Journal Article
Atmospheric Measurement Techniques, vol. 14, iss. 6, pp. 4403-4424, 2021
Authors
Raghavendra Krishnamurthy, Rob K. Newsom, Larry K. Berg, Heng Xiao, Po-Lun Ma, David D. Turner
Abstract
Abstract. The planetary boundary layer height (zi) is a key
parameter used in atmospheric models for estimating the exchange of heat,
momentum, and moisture between the surface and the free troposphere.
Near-surface atmospheric and subsurface properties (such as soil
temperature, relative humidity, etc.) are known to have an impact on
zi. Nevertheless, precise relationships between these surface properties
and zi are less well known and not easily discernible from the
multi-year dataset. Machine learning approaches, such as random forest (RF),
which use a multi-regression framework, help to decipher some of the
physical processes linking surface-based characteristics to zi. In this
study, a 4-year dataset from 2016 to 2019 at the Southern Great Plains
site is used to develop and test a machine learning framework for estimating zi. Parameters derived from Doppler lidars are used in combination with
over 20 different surface meteorological measurements as inputs to a RF
model. The model is trained using radiosonde-derived zi values spanning
the period from 2016 through 2018 and then evaluated using data from 2019.

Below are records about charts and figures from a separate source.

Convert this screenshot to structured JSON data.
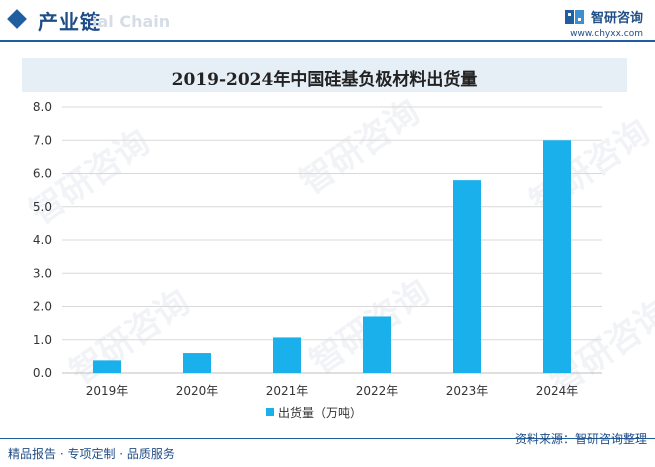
{
  "header": {
    "section_title": "产业链",
    "section_watermark": "ial Chain",
    "brand_name": "智研咨询",
    "brand_url": "www.chyxx.com"
  },
  "watermark_text": "智研咨询",
  "chart_data": {
    "type": "bar",
    "title": "2019-2024年中国硅基负极材料出货量",
    "categories": [
      "2019年",
      "2020年",
      "2021年",
      "2022年",
      "2023年",
      "2024年"
    ],
    "series": [
      {
        "name": "出货量（万吨）",
        "values": [
          0.38,
          0.6,
          1.07,
          1.7,
          5.8,
          7.0
        ]
      }
    ],
    "ylim": [
      0,
      8
    ],
    "yticks": [
      "0.0",
      "1.0",
      "2.0",
      "3.0",
      "4.0",
      "5.0",
      "6.0",
      "7.0",
      "8.0"
    ],
    "grid": true,
    "legend_position": "bottom",
    "bar_color": "#1ab0ec"
  },
  "footer": {
    "left": "精品报告 · 专项定制 · 品质服务",
    "source": "资料来源：智研咨询整理"
  }
}
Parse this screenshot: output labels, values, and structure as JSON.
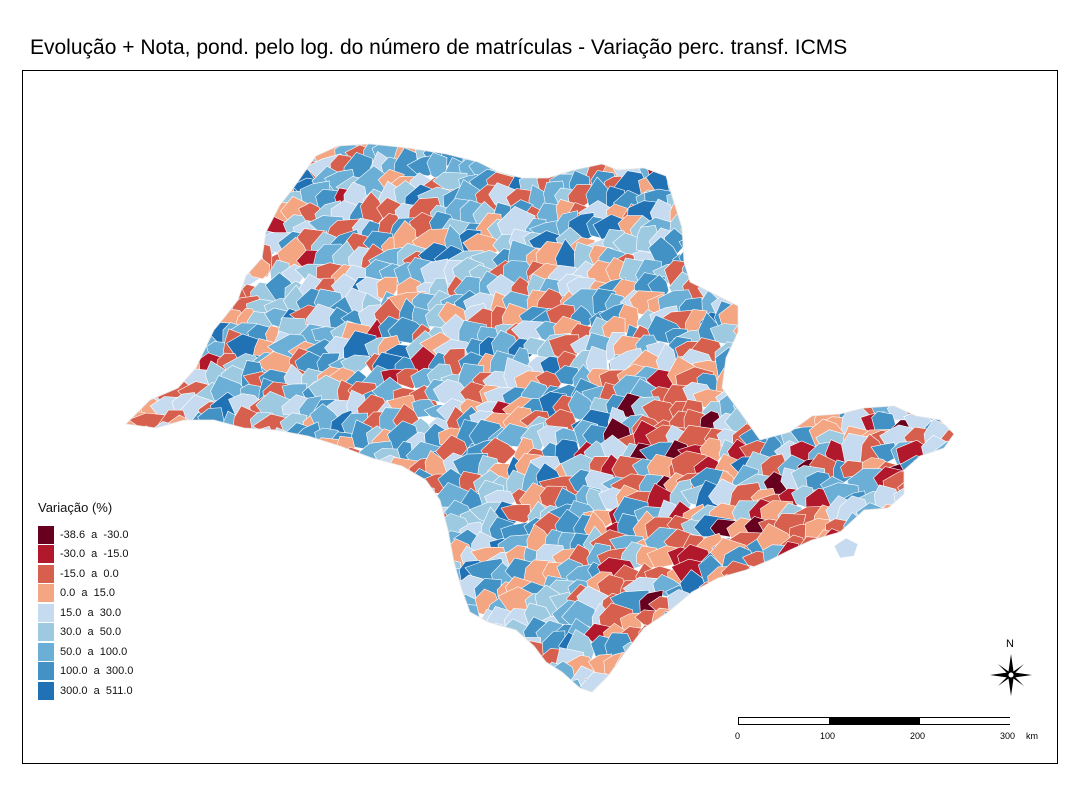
{
  "title": "Evolução + Nota, pond. pelo log. do número de matrículas - Variação perc. transf. ICMS",
  "legend": {
    "title": "Variação (%)",
    "items": [
      {
        "label": "-38.6  a  -30.0",
        "color": "#67001f"
      },
      {
        "label": "-30.0  a  -15.0",
        "color": "#b2182b"
      },
      {
        "label": "-15.0  a  0.0",
        "color": "#d6604d"
      },
      {
        "label": "0.0  a  15.0",
        "color": "#f4a582"
      },
      {
        "label": "15.0  a  30.0",
        "color": "#c6dbef"
      },
      {
        "label": "30.0  a  50.0",
        "color": "#9ecae1"
      },
      {
        "label": "50.0  a  100.0",
        "color": "#6baed6"
      },
      {
        "label": "100.0  a  300.0",
        "color": "#4292c6"
      },
      {
        "label": "300.0  a  511.0",
        "color": "#2171b5"
      }
    ]
  },
  "north_label": "N",
  "scale": {
    "ticks": [
      "0",
      "100",
      "200",
      "300"
    ],
    "unit": "km"
  },
  "map": {
    "region": "São Paulo municipalities",
    "fill_background": "#ffffff"
  }
}
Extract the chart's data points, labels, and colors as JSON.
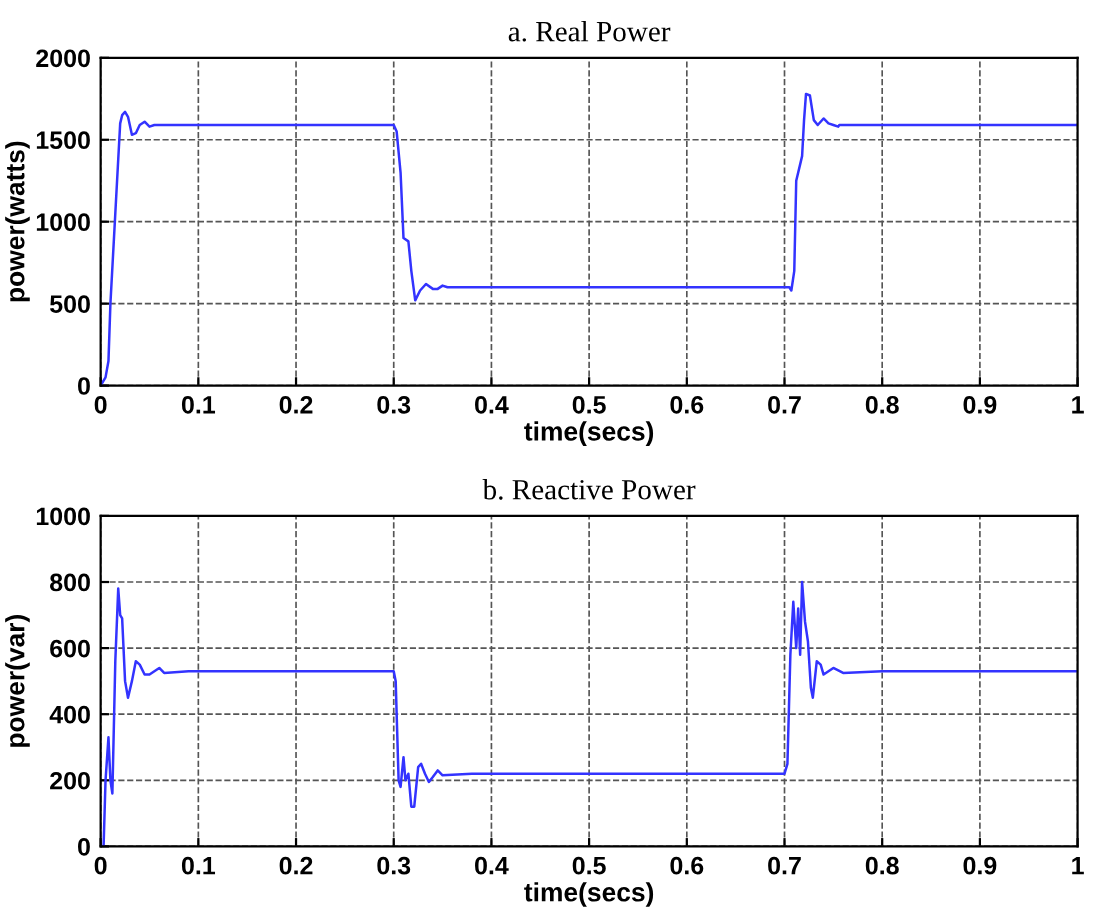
{
  "chart_data": [
    {
      "type": "line",
      "title": "a. Real Power",
      "xlabel": "time(secs)",
      "ylabel": "power(watts)",
      "xlim": [
        0,
        1
      ],
      "ylim": [
        0,
        2000
      ],
      "xticks": [
        0,
        0.1,
        0.2,
        0.3,
        0.4,
        0.5,
        0.6,
        0.7,
        0.8,
        0.9,
        1
      ],
      "yticks": [
        0,
        500,
        1000,
        1500,
        2000
      ],
      "grid": true,
      "legend": false,
      "series": [
        {
          "color": "#3333ff",
          "x": [
            0,
            0.005,
            0.008,
            0.01,
            0.015,
            0.02,
            0.022,
            0.025,
            0.028,
            0.032,
            0.036,
            0.04,
            0.045,
            0.05,
            0.055,
            0.3,
            0.303,
            0.307,
            0.31,
            0.315,
            0.318,
            0.322,
            0.327,
            0.333,
            0.34,
            0.345,
            0.35,
            0.355,
            0.705,
            0.707,
            0.71,
            0.712,
            0.716,
            0.718,
            0.72,
            0.722,
            0.726,
            0.73,
            0.734,
            0.74,
            0.745,
            0.75,
            0.755,
            0.756,
            1
          ],
          "values": [
            0,
            50,
            150,
            500,
            1050,
            1600,
            1650,
            1670,
            1640,
            1530,
            1540,
            1590,
            1610,
            1580,
            1590,
            1590,
            1550,
            1300,
            900,
            880,
            700,
            520,
            580,
            620,
            590,
            590,
            610,
            600,
            600,
            580,
            700,
            1250,
            1350,
            1400,
            1620,
            1780,
            1770,
            1620,
            1590,
            1630,
            1600,
            1590,
            1580,
            1590,
            1590
          ]
        }
      ]
    },
    {
      "type": "line",
      "title": "b. Reactive Power",
      "xlabel": "time(secs)",
      "ylabel": "power(var)",
      "xlim": [
        0,
        1
      ],
      "ylim": [
        0,
        1000
      ],
      "xticks": [
        0,
        0.1,
        0.2,
        0.3,
        0.4,
        0.5,
        0.6,
        0.7,
        0.8,
        0.9,
        1
      ],
      "yticks": [
        0,
        200,
        400,
        600,
        800,
        1000
      ],
      "grid": true,
      "legend": false,
      "series": [
        {
          "color": "#3333ff",
          "x": [
            0,
            0.003,
            0.005,
            0.008,
            0.01,
            0.012,
            0.015,
            0.018,
            0.02,
            0.022,
            0.025,
            0.028,
            0.032,
            0.036,
            0.04,
            0.045,
            0.05,
            0.055,
            0.06,
            0.065,
            0.09,
            0.1,
            0.3,
            0.302,
            0.305,
            0.307,
            0.31,
            0.312,
            0.315,
            0.318,
            0.321,
            0.325,
            0.328,
            0.332,
            0.336,
            0.34,
            0.345,
            0.35,
            0.38,
            0.7,
            0.703,
            0.706,
            0.709,
            0.712,
            0.714,
            0.716,
            0.718,
            0.721,
            0.724,
            0.727,
            0.729,
            0.733,
            0.737,
            0.74,
            0.745,
            0.75,
            0.76,
            0.8,
            1
          ],
          "values": [
            0,
            0,
            200,
            330,
            200,
            160,
            560,
            780,
            700,
            690,
            500,
            450,
            500,
            560,
            550,
            520,
            520,
            530,
            540,
            525,
            530,
            530,
            530,
            500,
            200,
            180,
            270,
            200,
            220,
            120,
            120,
            240,
            250,
            220,
            195,
            210,
            230,
            215,
            220,
            220,
            250,
            580,
            740,
            600,
            720,
            580,
            800,
            680,
            620,
            480,
            450,
            560,
            550,
            520,
            530,
            540,
            525,
            530,
            530
          ]
        }
      ]
    }
  ]
}
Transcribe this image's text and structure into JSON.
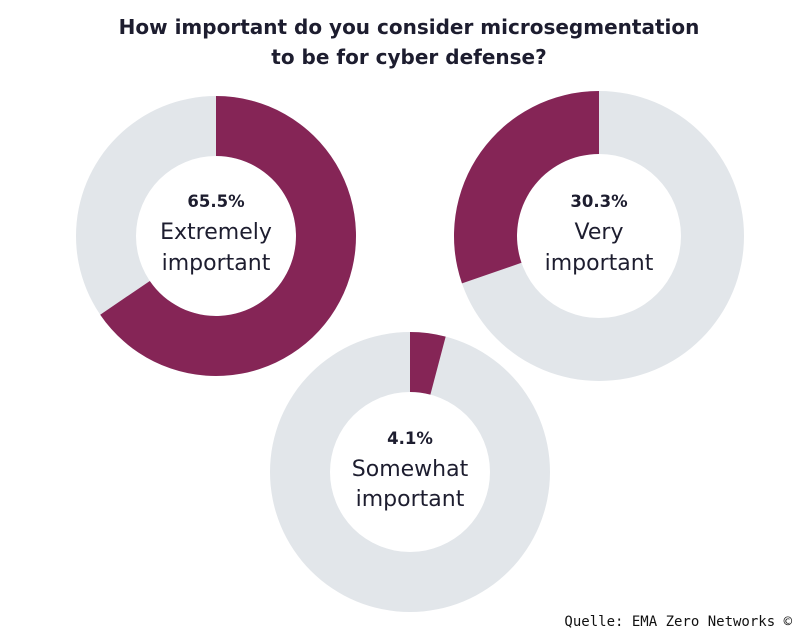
{
  "title_lines": [
    "How important do you consider microsegmentation",
    "to be for cyber defense?"
  ],
  "colors": {
    "value": "#852556",
    "track": "#e2e6ea"
  },
  "chart_data": {
    "type": "pie",
    "variant": "donut",
    "title": "How important do you consider microsegmentation to be for cyber defense?",
    "slices": [
      {
        "label_lines": [
          "Extremely",
          "important"
        ],
        "value": 65.5,
        "value_label": "65.5%"
      },
      {
        "label_lines": [
          "Very",
          "important"
        ],
        "value": 30.3,
        "value_label": "30.3%"
      },
      {
        "label_lines": [
          "Somewhat",
          "important"
        ],
        "value": 4.1,
        "value_label": "4.1%"
      }
    ]
  },
  "source": "Quelle: EMA Zero Networks ©"
}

Results from 2019 showed significantly better agreement with the radiosonde
compared to estimates derived from a thresholding technique using Doppler
lidars only. Noteworthy improvements in daytime zi estimates were
observed using the RF model, with a 50 % improvement in mean absolute
error and an R2 of greater than 85 % compared to the Tucker method
zi. We also explore the effect of zi uncertainty on convective
velocity scaling and present preliminary comparisons between the RF model
and zi estimates derived from atmospheric models.